Mudd’s path and point of view are not hers alone. With the baby boomer generation aging into retirement, and with medical advances extending life decades beyond traditional retirement age, many are finding themselves in the same predicament.

“When Social Security was created, the idea was that you had less than 10 years to live in a state of winding down. So a period of extended leisure made sense,” says Marci Alboher, a vice president at Civic Ventures, a research firm focused on baby boomers, work and social purpose. “Now that we’ve added decades or more — and decades in good health for many — it makes sense to push ‘retirement’ to a later stage and to fill your time with some combination of paid and unpaid activities.”

But it’s not just the issue of needing something to do. Recent studies have shown that working after retirement can make you happier and healthier. The paycheck doesn’t hurt, either.

A study published last year in the The Journal of Gerontology looked into the effects volunteering at a Baltimore public school had on women at risk for cognitive impairment. The women, who averaged 67 years old, took a cognitive test at the beginning of their volunteering stint and again, six months later, at the end. They improved by 40 percent.

Reading to your grandkids just isn’t enough.

“Our bodies are meant to move.
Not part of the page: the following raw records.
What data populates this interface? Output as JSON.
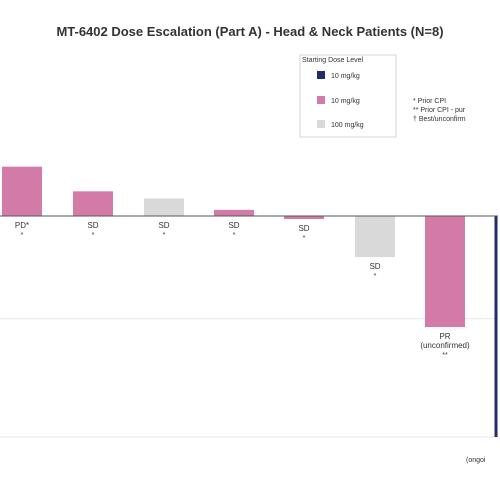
{
  "chart_data": {
    "type": "bar",
    "title": "MT-6402 Dose Escalation (Part A) - Head & Neck Patients (N=8)",
    "legend": {
      "title": "Starting Dose Level",
      "entries": [
        {
          "label": "10 mg/kg",
          "color": "#1f2d6b"
        },
        {
          "label": "10 mg/kg",
          "color": "#d27aa8"
        },
        {
          "label": "100 mg/kg",
          "color": "#d9d9d9"
        }
      ],
      "placement": "top-right"
    },
    "notes": [
      "* Prior CPI",
      "** Prior CPI - pur",
      "† Best/unconfirm"
    ],
    "categories": [
      "PD*",
      "SD",
      "SD",
      "SD",
      "SD",
      "SD",
      "PR (unconfirmed)",
      ""
    ],
    "values": [
      48,
      24,
      17,
      6,
      -3,
      -40,
      -108,
      -215
    ],
    "colors": [
      "#d27aa8",
      "#d27aa8",
      "#d9d9d9",
      "#d27aa8",
      "#d27aa8",
      "#d9d9d9",
      "#d27aa8",
      "#1f2d6b"
    ],
    "markers": [
      "*",
      "*",
      "*",
      "*",
      "*",
      "*",
      "**",
      ""
    ],
    "ylim": [
      -215,
      80
    ],
    "grid": true,
    "right_note": "(ongoi"
  }
}
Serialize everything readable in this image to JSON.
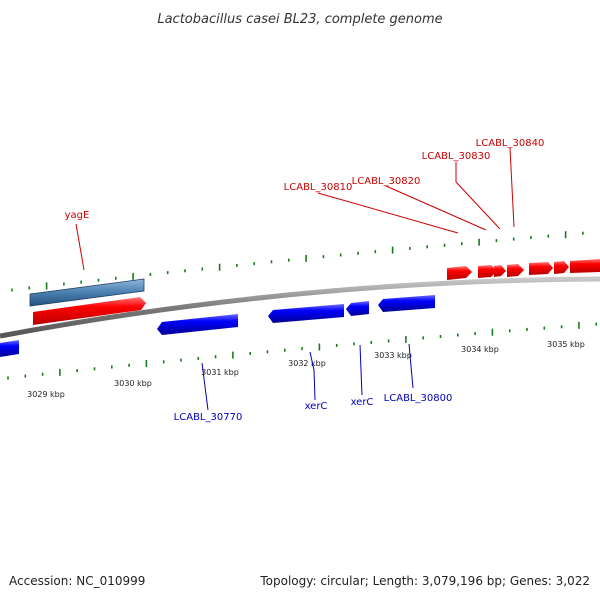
{
  "title": "Lactobacillus casei BL23, complete genome",
  "footer": {
    "accession": "Accession: NC_010999",
    "topology": "Topology: circular; Length: 3,079,196 bp; Genes: 3,022"
  },
  "colors": {
    "forward_gene": "#ff0000",
    "reverse_gene": "#0000ff",
    "highlight_feature": "#4a7fb0",
    "backbone": "#808080",
    "tick": "#1a7a1a",
    "forward_label": "#cc0000",
    "reverse_label": "#0000bb"
  },
  "tick_labels": [
    "3029 kbp",
    "3030 kbp",
    "3031 kbp",
    "3032 kbp",
    "3033 kbp",
    "3034 kbp",
    "3035 kbp"
  ],
  "gene_labels": {
    "yagE": "yagE",
    "LCABL_30810": "LCABL_30810",
    "LCABL_30820": "LCABL_30820",
    "LCABL_30830": "LCABL_30830",
    "LCABL_30840": "LCABL_30840",
    "LCABL_30770": "LCABL_30770",
    "xerC_1": "xerC",
    "xerC_2": "xerC",
    "LCABL_30800": "LCABL_30800"
  }
}
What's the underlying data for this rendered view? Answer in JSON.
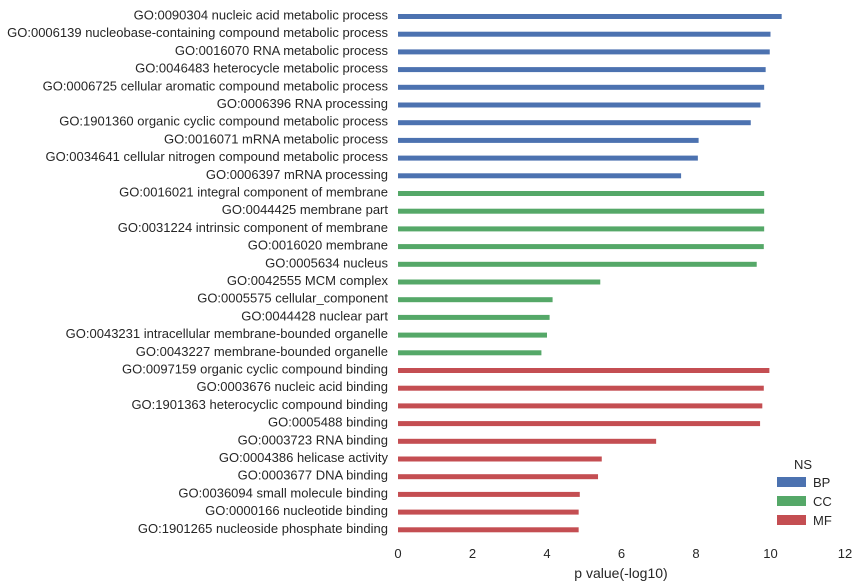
{
  "chart_data": {
    "type": "bar",
    "orientation": "horizontal",
    "title": "",
    "xlabel": "p value(-log10)",
    "ylabel": "",
    "xlim": [
      0,
      12
    ],
    "xticks": [
      "0",
      "2",
      "4",
      "6",
      "8",
      "10",
      "12"
    ],
    "grid": false,
    "legend": {
      "title": "NS",
      "position": "bottom-right",
      "entries": [
        {
          "name": "BP",
          "color": "#4C72B0"
        },
        {
          "name": "CC",
          "color": "#55A868"
        },
        {
          "name": "MF",
          "color": "#C44E52"
        }
      ]
    },
    "categories": [
      "GO:0090304 nucleic acid metabolic process",
      "GO:0006139 nucleobase-containing compound metabolic process",
      "GO:0016070 RNA metabolic process",
      "GO:0046483 heterocycle metabolic process",
      "GO:0006725 cellular aromatic compound metabolic process",
      "GO:0006396 RNA processing",
      "GO:1901360 organic cyclic compound metabolic process",
      "GO:0016071 mRNA metabolic process",
      "GO:0034641 cellular nitrogen compound metabolic process",
      "GO:0006397 mRNA processing",
      "GO:0016021 integral component of membrane",
      "GO:0044425 membrane part",
      "GO:0031224 intrinsic component of membrane",
      "GO:0016020 membrane",
      "GO:0005634 nucleus",
      "GO:0042555 MCM complex",
      "GO:0005575 cellular_component",
      "GO:0044428 nuclear part",
      "GO:0043231 intracellular membrane-bounded organelle",
      "GO:0043227 membrane-bounded organelle",
      "GO:0097159 organic cyclic compound binding",
      "GO:0003676 nucleic acid binding",
      "GO:1901363 heterocyclic compound binding",
      "GO:0005488 binding",
      "GO:0003723 RNA binding",
      "GO:0004386 helicase activity",
      "GO:0003677 DNA binding",
      "GO:0036094 small molecule binding",
      "GO:0000166 nucleotide binding",
      "GO:1901265 nucleoside phosphate binding"
    ],
    "groups": [
      "BP",
      "BP",
      "BP",
      "BP",
      "BP",
      "BP",
      "BP",
      "BP",
      "BP",
      "BP",
      "CC",
      "CC",
      "CC",
      "CC",
      "CC",
      "CC",
      "CC",
      "CC",
      "CC",
      "CC",
      "MF",
      "MF",
      "MF",
      "MF",
      "MF",
      "MF",
      "MF",
      "MF",
      "MF",
      "MF"
    ],
    "values": [
      10.3,
      10.0,
      9.98,
      9.87,
      9.83,
      9.73,
      9.47,
      8.07,
      8.05,
      7.6,
      9.83,
      9.83,
      9.83,
      9.82,
      9.63,
      5.43,
      4.15,
      4.07,
      4.0,
      3.85,
      9.97,
      9.82,
      9.78,
      9.72,
      6.93,
      5.47,
      5.37,
      4.88,
      4.85,
      4.85
    ]
  }
}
And our brains are built for novelty,” the study’s author, Michelle Carlson, told the New York Times.

“Keeping active as we age is critical to positive mental well-being,” says Alboher. “In short, staying active and engaged in later life does keep people healthier and happier, staving off depression and physical and mental decline.”

Retirees are already getting it. Of the 78 million boomers out there either in or facing retirement, 9 million have launched into these “encore careers,” according to a study done by MetLife and Civic Ventures. Most of them started thinking about working after “retirement” at the age of 50.

The top five “encore job fields” are education, health care, government and with nonprofits and environmental groups. Spokane’s top five employers — Fairchild Air Force Base, Spokane Public Schools, Providence Sacred Heart Medical Center, City of Spokane and Spokane County — easily fit these categories.

Marc Freedman, author of The Big Shift: Navigating the New Stage Beyond Midlife, says that being old isn’t a state of mind but something put upon us by society. Retirement age is an invented stage of life, much like adolescence.

“We created retirement at a juncture when older people were seen as pitiable — too old to work, too young to die — and they needed a category to better serve their needs,” he said in an interview with AARP last year. “And that’s why we’re going to need to create a category between midlife and old age.”

Part of the reason for this, Freedman says, is the simple fact that we’re living longer. A 30-year retirement is “simply unsustainable. Who can afford to retire for 30 years?”

It’s unsustainable not just for the retiree, but also for the nation. Two Boston-area economists recently argued that there will be more jobs than people to fill them by 2018. Contrary to the belief that boomers are holding on to jobs that subsequent generations want, it looks as though the nation’s ability to remain productive relies on them.

Like Ed Sawatzki. After 30 years running a grain elevator at a Spokane mill, Sawatzki retired at the age of 55. He went back to school and soon had a degree in K-12 education, with teaching certificates in English and history.

Sawatzki’s now 68 and teaches business writing and business math at the Institute for Extended Learning.

“I liked the job I had … but I love what I am doing now,” he says. “And I don’t get my nose full of dirt anymore.”

RESOURCES FOR ENCORE CAREERISTS

  • Community Colleges of Spokane: Taking continuing education courses is an affordable way to explore areas of interest. Visit ccs.spokane.edu.

  • Institute for Extended Learning: Covering six Eastern Washington Counties, the IEL helps midlifers find their next career through skills-based courses. Go to iel.spokane.edu.

  • Civic Ventures: The epicenter of information on encore careers, providing free, wide-ranging data to help boomers transfer into new careers. Find out more at encore.org.

  • AARP: For anyone above the age of 50, this longstanding organization offers support of all forms. Visit aarp.org.